Jordan Hoffman, Film.com: "I really can't say enough good things about Radcliffe and DeHaan. There is a chemistry between the two of them that is more than just sexual. DeHaan's Bowie-esque stare would have set the Warhol factory ablaze, and Radcliffe's developed a strong sense of confidence. Foster's Burroughs gets a lot of the laughs, but there is a sadness behind his crisp suits and otherworldly poise. John Krokidas is an actor's director, and with this being his first feature, I expect we'll see a lot more good stuff out of him."

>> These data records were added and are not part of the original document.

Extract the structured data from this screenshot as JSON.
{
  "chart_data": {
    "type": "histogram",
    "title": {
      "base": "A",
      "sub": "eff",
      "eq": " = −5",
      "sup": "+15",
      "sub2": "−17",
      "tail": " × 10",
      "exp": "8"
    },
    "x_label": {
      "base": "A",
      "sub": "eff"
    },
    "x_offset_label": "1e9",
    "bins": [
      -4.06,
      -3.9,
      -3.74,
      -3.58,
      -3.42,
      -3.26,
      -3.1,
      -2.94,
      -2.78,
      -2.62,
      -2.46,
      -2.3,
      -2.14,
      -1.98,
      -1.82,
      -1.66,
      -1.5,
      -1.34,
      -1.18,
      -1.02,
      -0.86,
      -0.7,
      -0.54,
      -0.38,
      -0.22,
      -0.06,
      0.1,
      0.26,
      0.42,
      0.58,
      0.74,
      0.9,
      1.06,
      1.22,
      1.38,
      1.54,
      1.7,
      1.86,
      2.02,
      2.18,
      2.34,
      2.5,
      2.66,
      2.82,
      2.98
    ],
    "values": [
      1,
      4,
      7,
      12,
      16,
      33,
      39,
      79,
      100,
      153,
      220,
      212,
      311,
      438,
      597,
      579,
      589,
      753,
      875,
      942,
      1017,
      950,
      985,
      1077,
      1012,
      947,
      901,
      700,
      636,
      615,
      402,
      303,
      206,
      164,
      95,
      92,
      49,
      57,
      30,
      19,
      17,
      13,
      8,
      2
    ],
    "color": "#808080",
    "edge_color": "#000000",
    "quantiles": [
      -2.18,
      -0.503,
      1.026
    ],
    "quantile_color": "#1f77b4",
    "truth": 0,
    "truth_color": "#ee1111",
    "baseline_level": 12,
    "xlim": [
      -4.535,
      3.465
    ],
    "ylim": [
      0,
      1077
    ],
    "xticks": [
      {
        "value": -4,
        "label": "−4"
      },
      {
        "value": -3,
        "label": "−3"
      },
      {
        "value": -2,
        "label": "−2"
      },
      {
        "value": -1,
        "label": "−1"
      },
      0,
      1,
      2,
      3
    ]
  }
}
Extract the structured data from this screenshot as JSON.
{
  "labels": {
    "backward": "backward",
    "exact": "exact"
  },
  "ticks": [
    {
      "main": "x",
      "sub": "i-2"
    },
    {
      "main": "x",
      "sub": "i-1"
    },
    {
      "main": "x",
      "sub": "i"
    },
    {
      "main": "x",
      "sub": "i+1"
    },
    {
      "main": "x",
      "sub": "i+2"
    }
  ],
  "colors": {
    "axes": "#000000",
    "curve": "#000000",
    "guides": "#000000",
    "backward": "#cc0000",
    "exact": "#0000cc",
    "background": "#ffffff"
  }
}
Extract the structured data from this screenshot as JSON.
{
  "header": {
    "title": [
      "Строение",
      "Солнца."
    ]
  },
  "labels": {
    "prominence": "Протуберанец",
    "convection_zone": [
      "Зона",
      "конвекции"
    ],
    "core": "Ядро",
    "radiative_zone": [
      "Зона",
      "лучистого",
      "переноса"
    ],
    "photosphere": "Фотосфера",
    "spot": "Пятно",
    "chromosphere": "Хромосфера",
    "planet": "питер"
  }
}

Justin Chang, Variety: "Still, even if it doesn't fully connect the dramatic dots, the film is impressively realized on a scene-by-scene basis. Scholarly inclined viewers may well quibble with the authenticity of the central performances, but there isn't a single one that feels less than fully engaged. British thesp Radcliffe is every inch the bespectacled American nebbish one associates with Ginsberg, and DeHaan, so frighteningly charismatic in last year's "Chronicle," makes Lucien a simultaneously alluring and troubling figure. In a brief but moving subplot, David Cross and Jennifer Jason Leigh bring a welcome sensitivity to their respective roles as Ginsberg's poet father and mentally troubled mother; Elizabeth Olsen has less to do as Kerouac's neglected g.f."

David Rooney, Hollywood Reporter: "Despite lingering a little too long in the enigma zone, Bunn and Krokidas' script finally zeroes in to scrutinize the bond between Carr and Kammerer as one of resentful interdependence. Their relationship is far more complex than the stalker scenario outlined by Lucien's well-heeled mother (Kyra Sedgwick in two brief but incisive scenes)."

Andrew O'Hehir, Salon.com: "Whether or not this film will draw viewers, beyond those who want to see the former Harry Potter play a Jewish kid from New Jersey (in highly convincing fashion) and lose his virginity to a sailor, I don't know. I kind of see the problem from both sides: To 21st-century audiences, the long-ago ravings of a gaggle of drugged-out mid-century college dropouts may seem overly earnest, overly familiar and not all that relevant."

Stephen Whitty, Newark Star-Ledger: "It is one thing to try and show how your characters felt when they were on drugs; it is quite another to make the audience feel that they've just been slipped something. The movie has a few pleasures, mostly among its cast. Even further down the credits there are surprises, like David Cross - who looks shockingly like the real Ginsberg - playing the poet's father, or Jennifer Jason Leigh, too rarely seen in movies, wandering their Jersey home as his mad mother."

Jordan Krokidas, Rolling Stone: ""Kill your darlings" is a term that advises authors to rid themselves of extraneous words and phrases. Carr takes it literally. When an older man, David Kammerer (Michael C. Hall), becomes too clinging, Carr stabs him and dumps his body in the Hudson River, leaving his friends under suspicion. And so a lethal sidebar to literary history becomes a hothouse of mystery and obsession that evokes an era."